Jesus Suarez, a Santeria priest, had slit the throat of one goat that June afternoon. He had three more goats, two sheep and 44 chickens to go.
But before he could finish the ritual sacrifice, Coral Gables police swarmed the house where he and some 20 other followers of the Afro-Cuban religion had gathered to worship.
The officers, Suarez recalls, pointed their guns at the devotees and screamed at them to freeze. Suarez could hear a couple of worshipers in the front yard yelling, "No dispare!" Don't shoot!
Soon there were TV vans on the street. Suarez counted 25 police cars.

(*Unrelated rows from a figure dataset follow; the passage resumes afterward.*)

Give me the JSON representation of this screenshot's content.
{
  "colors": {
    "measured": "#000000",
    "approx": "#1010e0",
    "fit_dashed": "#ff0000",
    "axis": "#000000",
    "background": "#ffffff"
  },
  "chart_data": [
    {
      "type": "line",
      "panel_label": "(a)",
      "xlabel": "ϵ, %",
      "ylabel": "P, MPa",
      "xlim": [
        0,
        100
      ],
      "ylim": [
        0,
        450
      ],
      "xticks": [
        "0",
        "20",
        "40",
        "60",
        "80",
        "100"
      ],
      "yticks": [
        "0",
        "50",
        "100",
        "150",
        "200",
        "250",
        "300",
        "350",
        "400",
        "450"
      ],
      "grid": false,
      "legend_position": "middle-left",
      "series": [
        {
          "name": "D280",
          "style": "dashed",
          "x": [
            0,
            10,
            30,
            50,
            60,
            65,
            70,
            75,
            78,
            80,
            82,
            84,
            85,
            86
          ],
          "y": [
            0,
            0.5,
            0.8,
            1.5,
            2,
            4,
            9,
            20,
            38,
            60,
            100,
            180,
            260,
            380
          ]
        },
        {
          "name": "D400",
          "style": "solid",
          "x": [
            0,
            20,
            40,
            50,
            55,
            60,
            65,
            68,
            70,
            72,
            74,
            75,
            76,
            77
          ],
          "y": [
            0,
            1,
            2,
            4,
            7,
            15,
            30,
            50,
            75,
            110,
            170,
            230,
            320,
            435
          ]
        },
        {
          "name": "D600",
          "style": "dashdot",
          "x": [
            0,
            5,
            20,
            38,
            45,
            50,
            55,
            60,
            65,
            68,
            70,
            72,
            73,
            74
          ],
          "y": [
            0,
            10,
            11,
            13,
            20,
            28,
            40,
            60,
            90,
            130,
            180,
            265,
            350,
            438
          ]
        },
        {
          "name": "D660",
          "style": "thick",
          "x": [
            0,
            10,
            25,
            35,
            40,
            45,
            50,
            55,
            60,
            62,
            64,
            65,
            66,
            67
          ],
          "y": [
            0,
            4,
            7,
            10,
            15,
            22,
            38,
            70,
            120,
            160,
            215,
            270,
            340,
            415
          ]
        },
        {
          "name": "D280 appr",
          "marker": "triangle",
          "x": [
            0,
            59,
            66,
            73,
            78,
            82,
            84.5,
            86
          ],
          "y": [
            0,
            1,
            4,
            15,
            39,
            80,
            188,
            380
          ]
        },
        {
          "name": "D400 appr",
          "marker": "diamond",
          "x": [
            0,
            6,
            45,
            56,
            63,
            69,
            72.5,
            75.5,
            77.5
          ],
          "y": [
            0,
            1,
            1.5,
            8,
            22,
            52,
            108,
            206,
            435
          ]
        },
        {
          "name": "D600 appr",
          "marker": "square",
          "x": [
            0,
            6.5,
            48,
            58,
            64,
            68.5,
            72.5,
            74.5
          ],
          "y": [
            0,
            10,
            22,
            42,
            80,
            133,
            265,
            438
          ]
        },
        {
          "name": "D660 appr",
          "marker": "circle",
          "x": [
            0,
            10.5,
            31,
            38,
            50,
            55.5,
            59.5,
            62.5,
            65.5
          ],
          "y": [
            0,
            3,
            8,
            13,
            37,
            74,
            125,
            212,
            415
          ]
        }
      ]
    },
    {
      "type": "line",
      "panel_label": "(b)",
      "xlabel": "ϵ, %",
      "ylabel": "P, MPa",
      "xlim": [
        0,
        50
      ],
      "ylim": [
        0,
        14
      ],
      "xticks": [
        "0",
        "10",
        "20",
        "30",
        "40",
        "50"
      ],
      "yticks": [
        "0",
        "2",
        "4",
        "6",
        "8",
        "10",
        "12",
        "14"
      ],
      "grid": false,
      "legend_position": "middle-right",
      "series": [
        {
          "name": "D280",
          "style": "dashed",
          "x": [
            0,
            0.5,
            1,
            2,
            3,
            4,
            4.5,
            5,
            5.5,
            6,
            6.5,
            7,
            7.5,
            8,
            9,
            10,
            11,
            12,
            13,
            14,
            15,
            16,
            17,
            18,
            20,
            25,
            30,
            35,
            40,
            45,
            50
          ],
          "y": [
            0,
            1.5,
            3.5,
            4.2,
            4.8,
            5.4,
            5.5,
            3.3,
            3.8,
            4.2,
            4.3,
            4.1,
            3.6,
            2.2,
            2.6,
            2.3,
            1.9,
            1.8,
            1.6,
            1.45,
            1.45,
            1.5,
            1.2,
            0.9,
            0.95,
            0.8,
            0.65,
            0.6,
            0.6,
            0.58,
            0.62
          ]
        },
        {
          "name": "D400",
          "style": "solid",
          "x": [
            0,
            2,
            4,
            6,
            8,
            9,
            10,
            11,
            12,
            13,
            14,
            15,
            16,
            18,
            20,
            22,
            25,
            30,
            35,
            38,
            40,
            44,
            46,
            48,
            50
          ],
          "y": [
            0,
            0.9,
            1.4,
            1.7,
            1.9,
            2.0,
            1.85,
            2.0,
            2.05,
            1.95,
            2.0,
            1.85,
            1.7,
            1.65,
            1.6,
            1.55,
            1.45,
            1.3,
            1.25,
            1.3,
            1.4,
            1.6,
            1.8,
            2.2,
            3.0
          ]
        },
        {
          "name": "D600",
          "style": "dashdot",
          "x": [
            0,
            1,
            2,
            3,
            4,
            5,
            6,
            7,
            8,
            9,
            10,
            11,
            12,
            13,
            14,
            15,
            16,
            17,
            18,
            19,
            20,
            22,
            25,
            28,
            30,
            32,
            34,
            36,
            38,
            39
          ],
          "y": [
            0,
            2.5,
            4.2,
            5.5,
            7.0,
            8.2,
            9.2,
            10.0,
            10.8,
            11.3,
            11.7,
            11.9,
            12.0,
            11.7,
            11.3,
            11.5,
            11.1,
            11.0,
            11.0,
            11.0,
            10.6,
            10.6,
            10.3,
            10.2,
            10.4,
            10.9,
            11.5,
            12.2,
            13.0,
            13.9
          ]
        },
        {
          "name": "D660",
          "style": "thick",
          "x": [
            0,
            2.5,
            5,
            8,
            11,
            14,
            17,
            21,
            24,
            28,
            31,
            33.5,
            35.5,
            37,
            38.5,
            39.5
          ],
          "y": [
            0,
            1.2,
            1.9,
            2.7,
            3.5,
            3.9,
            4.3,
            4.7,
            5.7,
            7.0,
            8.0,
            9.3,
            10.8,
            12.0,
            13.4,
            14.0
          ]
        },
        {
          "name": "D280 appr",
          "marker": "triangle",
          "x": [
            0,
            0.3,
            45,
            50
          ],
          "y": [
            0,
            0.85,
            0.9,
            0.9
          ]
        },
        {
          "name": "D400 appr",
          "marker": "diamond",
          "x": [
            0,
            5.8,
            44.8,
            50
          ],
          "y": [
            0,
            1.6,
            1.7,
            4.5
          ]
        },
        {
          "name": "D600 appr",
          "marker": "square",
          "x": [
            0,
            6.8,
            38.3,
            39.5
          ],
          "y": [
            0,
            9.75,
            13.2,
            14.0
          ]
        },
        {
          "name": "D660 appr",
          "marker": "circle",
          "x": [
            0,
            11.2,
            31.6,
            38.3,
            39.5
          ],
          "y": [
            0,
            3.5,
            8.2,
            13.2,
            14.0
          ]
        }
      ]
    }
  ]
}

"Why are you violating our civil rights?" Suarez asked them.
Soon thereafter, word of the raid made its way to the great defender of Santeria in the United States. That would be Ernesto Pichardo -- high priest, physical extension of the fire spirit Shango and co-founder of the Church of the Lukumi Babalu Aye, the first incorporated Santeria church in the nation.
If officials in this upscale city were expecting to confront a serene mystic in flowing robes, well, that isn't Ernesto Pichardo.
Pichardo, 53, prefers loafers and slacks. He is a small man with a weather-worn face and a comb-over, a chain smoker and a trash-talker, argumentative, opinionated and occasionally profane. He is a proud member of the Cuban American bourgeoisie and a Republican. Yet his streetwise English carries a hint of Abbie Hoffman, with sentences that often end with a sardonic "man."
Pichardo, by his own admission, has "authority issues" that stem from the hostility and misunderstanding that his religion has garnered over the years.
"I'm a son of Shango," he said, referring to the Santerian deity, or orisha, with whom he claims a special bond. "I'm a fire god. That's what I do is start fires."
After the 2007 raid, Pichardo demanded an apology from Coral Gables Mayor Don Slesnick and a promise that his police would take sensitivity classes. Slesnick, who would not comment for this article, refused.
So this summer Pichardo filed a lawsuit demanding public information that officials had not turned over. He is hoping the worshipers will use that information as the basis for future federal civil rights complaints.
"It's almost offensive, the mentality of the Coral Gables mayor," Pichardo said. "To him, it seems that it's OK to practice these backwards African things in some other city, just not [his]."